Over the past three years, Egypt has allowed the pound to adjust more freely to correct external imbalances and rebuild reserves. Since late 2022, the Egyptian pound has lost over 60 percent of its value against major currencies, mainly the US dollar.
The IMF team will also assess whether monetary policy remains tight enough to anchor inflation expectations and support disinflation. The CBE has committed to avoiding monetary financing, improving liquidity management, and strengthening policy transmission.
The CBE has begun easing monetary tightening cautiously, cutting the policy rate four times in 2025 to 6.25 percent, down from 19 percent (1,900 basis points) since 2022.
Fiscal performance and debt dynamics
Fiscal consolidation is another key area under review, including Egypt’s commitment to achieving a primary surplus and reducing public debt vulnerabilities. Measures include improving revenue collection, rationalizing expenditures, and prioritizing social protection.
Debt sustainability remains a central benchmark for the EFF reviews. The IMF is expected to evaluate progress in managing public debt, enhancing transparency, and addressing elevated financing needs.
Meanwhile, Egypt’s finance ministry reported in its Financial Monthly Report on Sunday that the budget faces pressures in FY2025/2026, which started on 1 July 2025, and in FY2024/2025, particularly regarding the budget deficit, interest payments, and debt levels.
State-owned enterprise reform and private sector
Structural reforms, including those linked to the State Ownership Policy, will also be reviewed. Egypt is committed under the EFF to accelerate governance reforms in state-owned enterprises (SOEs), enhance transparency, and expand private-sector participation.
Progress in the government's asset sale programme and steps toward a competitive framework will be discussed.
The review will address the slowdown in executing the divestment plan, including the initial public offering (IPO) programme covering more than 40 SOEs to be offered wholly or partially to private investors. Half of the proceeds are intended to reduce public debt under the EFF.
Egypt has issued three follow-up reports on the State Ownership Policy since late 2022, with the latest published in August 2025.

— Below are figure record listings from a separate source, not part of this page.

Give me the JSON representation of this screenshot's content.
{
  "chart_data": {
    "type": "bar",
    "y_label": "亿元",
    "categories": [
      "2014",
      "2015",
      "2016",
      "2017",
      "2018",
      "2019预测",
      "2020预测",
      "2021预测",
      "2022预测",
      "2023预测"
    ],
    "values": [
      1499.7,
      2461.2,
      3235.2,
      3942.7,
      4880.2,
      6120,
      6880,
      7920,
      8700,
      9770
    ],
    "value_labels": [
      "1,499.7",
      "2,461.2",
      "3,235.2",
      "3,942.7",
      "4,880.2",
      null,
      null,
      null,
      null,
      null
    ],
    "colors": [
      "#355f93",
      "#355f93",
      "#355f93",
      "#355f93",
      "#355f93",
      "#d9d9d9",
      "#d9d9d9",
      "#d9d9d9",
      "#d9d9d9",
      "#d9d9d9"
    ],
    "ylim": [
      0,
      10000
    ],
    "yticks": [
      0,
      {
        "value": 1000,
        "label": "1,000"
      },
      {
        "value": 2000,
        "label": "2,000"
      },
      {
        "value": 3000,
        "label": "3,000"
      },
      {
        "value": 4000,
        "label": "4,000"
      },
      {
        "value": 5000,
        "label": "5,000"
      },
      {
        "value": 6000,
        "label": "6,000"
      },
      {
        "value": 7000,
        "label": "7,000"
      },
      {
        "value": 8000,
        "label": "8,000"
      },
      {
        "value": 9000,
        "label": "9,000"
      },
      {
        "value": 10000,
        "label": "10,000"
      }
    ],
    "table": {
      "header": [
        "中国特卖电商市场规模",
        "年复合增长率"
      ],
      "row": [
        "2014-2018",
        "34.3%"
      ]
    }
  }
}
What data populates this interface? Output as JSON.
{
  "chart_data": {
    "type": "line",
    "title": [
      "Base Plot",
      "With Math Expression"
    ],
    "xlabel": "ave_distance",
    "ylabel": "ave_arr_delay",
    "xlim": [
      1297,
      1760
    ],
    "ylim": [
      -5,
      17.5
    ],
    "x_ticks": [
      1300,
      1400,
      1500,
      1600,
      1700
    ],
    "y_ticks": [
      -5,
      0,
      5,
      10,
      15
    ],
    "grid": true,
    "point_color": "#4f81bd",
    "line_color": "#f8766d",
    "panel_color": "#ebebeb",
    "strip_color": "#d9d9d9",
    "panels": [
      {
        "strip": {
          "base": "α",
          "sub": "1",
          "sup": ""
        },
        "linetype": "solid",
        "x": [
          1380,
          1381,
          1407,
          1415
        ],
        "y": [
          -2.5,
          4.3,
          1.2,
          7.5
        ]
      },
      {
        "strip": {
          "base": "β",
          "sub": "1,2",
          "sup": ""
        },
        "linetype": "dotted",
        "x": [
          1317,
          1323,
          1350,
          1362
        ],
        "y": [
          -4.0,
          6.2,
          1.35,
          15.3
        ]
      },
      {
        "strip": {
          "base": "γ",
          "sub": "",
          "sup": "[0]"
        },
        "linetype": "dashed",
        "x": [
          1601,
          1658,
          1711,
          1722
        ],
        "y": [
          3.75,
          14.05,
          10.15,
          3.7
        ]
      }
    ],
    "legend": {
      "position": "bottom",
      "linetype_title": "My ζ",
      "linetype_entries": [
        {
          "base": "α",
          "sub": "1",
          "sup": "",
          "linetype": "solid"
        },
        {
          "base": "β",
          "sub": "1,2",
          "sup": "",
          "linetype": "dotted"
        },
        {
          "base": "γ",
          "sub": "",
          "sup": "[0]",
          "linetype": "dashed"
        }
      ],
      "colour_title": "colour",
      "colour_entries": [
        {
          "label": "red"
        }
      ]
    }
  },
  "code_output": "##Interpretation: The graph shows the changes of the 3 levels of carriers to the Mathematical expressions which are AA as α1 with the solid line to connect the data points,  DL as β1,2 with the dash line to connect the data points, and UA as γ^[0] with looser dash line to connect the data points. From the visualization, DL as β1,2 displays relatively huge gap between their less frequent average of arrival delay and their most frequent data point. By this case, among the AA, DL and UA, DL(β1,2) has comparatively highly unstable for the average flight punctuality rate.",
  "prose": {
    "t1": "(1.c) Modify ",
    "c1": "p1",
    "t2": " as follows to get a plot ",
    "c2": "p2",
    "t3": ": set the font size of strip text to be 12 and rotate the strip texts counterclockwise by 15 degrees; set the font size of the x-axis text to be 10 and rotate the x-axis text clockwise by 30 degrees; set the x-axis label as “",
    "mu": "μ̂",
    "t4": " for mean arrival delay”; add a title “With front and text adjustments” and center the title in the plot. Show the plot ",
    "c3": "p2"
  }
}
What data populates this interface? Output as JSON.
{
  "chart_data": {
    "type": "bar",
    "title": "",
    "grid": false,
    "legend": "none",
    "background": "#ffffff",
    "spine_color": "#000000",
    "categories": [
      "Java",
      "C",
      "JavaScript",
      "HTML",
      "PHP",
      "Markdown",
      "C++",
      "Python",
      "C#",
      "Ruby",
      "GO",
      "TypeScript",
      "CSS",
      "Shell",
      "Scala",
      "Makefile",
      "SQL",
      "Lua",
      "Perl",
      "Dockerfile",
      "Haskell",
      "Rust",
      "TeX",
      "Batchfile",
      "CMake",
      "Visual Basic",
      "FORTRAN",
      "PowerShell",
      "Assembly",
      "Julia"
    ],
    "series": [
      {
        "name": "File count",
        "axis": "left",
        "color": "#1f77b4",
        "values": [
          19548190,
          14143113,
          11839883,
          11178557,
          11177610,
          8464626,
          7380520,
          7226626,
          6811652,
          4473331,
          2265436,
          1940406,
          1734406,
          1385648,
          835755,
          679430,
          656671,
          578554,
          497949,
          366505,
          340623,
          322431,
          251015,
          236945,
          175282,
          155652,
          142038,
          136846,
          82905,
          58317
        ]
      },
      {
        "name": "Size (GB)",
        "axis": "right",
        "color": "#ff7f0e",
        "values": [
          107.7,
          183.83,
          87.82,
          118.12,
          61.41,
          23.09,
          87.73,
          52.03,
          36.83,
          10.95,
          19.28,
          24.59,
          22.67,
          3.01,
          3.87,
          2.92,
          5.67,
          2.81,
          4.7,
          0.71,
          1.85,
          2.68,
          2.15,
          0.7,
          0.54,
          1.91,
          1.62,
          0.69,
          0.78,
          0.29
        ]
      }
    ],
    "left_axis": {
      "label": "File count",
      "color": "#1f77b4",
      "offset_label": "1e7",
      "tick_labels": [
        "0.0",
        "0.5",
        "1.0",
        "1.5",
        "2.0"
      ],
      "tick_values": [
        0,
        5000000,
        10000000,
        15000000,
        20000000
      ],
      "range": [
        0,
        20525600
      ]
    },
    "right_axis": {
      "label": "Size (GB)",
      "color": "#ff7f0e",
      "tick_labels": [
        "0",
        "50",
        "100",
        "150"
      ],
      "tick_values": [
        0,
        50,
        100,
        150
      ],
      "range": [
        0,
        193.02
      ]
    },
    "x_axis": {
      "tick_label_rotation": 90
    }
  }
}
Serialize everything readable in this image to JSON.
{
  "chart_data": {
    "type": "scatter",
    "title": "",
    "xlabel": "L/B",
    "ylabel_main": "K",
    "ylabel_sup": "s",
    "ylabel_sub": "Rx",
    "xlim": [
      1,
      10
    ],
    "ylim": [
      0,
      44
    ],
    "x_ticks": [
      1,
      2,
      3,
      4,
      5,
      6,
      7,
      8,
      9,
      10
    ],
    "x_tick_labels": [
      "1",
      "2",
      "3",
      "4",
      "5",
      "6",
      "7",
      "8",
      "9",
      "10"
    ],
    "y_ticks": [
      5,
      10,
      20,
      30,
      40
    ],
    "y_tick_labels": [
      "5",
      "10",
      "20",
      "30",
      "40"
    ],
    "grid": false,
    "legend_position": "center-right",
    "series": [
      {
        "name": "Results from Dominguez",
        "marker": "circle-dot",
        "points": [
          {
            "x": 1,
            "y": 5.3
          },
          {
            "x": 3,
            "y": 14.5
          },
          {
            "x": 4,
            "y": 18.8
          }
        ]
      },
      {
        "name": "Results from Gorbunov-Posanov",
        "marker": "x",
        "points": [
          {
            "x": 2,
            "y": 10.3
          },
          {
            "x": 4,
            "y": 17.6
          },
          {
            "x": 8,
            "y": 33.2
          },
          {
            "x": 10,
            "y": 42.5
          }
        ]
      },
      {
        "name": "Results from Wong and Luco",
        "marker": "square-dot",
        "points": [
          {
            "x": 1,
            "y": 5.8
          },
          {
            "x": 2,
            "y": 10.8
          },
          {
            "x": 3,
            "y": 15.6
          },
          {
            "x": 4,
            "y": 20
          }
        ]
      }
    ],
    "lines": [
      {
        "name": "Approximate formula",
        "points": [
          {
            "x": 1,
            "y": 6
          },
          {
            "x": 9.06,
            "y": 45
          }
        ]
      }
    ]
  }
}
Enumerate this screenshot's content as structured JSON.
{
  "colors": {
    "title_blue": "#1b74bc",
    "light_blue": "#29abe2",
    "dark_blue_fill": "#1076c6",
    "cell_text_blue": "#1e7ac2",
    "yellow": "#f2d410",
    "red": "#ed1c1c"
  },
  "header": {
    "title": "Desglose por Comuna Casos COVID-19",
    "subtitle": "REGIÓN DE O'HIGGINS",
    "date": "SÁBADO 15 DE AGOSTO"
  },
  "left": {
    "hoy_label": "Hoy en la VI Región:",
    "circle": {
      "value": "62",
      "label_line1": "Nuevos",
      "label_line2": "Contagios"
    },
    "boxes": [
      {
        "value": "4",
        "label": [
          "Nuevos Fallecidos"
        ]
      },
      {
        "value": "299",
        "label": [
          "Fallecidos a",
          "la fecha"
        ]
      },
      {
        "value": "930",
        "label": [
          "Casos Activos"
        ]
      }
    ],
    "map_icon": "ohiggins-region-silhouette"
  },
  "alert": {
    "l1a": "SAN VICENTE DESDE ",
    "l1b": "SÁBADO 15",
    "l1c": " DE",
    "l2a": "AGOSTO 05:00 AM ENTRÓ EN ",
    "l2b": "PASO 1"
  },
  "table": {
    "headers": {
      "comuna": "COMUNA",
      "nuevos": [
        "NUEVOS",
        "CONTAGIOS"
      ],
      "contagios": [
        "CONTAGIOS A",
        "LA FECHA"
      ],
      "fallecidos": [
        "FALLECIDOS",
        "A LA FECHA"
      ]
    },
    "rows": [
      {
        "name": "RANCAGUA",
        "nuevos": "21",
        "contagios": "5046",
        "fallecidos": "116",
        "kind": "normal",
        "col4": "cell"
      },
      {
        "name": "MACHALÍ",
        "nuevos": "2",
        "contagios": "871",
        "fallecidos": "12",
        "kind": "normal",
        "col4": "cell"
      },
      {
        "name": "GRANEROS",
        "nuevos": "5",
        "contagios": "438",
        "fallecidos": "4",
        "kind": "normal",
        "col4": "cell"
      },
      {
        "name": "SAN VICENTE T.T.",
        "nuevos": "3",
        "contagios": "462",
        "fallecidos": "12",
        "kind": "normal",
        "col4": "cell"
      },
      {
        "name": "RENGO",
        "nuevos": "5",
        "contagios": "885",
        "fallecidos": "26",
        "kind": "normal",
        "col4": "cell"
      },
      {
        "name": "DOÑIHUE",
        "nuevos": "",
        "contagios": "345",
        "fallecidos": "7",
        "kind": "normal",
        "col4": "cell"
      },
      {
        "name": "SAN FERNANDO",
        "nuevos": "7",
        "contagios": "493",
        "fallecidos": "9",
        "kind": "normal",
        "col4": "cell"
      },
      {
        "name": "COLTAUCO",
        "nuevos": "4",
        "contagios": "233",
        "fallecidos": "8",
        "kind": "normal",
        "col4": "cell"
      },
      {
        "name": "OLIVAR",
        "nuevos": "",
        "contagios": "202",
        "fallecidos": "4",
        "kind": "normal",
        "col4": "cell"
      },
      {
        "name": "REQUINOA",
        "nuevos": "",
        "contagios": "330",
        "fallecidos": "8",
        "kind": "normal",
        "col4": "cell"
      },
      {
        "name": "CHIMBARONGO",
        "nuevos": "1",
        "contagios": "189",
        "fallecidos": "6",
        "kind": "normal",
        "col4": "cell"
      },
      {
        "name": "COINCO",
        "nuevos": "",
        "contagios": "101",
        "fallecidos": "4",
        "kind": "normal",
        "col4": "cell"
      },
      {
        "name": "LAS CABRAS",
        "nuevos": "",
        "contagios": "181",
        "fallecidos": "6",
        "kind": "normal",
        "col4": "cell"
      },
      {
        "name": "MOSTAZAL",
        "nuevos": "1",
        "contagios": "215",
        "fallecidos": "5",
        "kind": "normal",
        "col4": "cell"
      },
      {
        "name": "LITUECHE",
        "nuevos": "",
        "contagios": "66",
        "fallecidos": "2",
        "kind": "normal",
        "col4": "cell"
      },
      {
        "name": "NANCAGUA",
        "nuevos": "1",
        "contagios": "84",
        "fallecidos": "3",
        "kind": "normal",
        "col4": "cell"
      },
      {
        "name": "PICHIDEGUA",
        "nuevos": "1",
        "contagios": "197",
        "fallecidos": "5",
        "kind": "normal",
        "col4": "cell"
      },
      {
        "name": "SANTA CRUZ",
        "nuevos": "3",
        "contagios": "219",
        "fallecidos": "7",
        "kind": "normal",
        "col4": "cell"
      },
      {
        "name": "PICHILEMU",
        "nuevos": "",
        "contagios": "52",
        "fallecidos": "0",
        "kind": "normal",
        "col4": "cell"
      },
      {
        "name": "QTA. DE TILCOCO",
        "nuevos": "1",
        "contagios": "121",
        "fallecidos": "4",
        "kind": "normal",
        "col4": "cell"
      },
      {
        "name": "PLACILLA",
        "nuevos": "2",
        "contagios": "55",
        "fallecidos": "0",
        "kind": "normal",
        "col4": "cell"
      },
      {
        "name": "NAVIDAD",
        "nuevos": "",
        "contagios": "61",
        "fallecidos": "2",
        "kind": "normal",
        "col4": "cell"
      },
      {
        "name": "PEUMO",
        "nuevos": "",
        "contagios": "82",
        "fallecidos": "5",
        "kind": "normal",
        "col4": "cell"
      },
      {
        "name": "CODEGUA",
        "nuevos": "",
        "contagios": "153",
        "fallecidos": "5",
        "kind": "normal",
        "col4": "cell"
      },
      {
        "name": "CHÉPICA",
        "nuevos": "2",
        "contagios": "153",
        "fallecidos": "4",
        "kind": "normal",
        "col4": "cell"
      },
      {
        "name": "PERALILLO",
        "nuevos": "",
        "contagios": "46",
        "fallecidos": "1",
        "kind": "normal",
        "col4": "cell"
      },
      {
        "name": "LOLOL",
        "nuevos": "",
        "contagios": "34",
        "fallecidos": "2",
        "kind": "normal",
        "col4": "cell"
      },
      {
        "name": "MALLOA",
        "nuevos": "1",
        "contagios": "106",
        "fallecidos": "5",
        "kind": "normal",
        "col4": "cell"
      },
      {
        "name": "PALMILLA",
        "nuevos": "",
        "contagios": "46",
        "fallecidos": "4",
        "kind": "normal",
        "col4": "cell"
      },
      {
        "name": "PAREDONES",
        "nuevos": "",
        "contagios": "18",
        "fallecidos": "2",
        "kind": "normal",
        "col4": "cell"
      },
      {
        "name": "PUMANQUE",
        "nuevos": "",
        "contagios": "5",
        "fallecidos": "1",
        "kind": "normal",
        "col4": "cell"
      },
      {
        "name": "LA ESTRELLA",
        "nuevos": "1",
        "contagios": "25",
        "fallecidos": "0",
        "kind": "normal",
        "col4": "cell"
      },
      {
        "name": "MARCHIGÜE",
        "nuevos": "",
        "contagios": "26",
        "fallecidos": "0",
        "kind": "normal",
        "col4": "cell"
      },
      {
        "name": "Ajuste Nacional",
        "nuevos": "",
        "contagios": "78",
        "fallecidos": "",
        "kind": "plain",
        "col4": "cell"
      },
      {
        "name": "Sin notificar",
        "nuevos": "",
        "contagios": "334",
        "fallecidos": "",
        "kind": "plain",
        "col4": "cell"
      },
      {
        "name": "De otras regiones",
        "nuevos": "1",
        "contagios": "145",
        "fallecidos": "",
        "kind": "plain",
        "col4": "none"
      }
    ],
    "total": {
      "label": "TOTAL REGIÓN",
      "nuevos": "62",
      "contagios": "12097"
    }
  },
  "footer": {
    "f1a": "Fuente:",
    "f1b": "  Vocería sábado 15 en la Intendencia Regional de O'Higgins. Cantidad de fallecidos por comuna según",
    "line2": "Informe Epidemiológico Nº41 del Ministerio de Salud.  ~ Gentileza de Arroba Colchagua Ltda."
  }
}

In September, the government introduced a State Ownership Policy Index to track progress in empowering the private sector and redefining the state’s economic role.
Two additional EFF reviews remain after the fifth and sixth reviews. The seventh review is scheduled for March 2026, and the eighth for November 2026 (delayed from September), following a government request to extend the programme. These two tranches are valued at over $2.5 billion.
Climate-linked commitments under RSF
For the first RSF review, the IMF will examine progress on climate-related commitments, including measures to enhance resilience, strengthen climate governance, and support the green transition.
The review emphasizes aligning public investment with climate objectives and integrating climate risks into fiscal planning.
A tranche of $2 million is expected to be disbursed upon completion of the RSF review to implement two programme measures.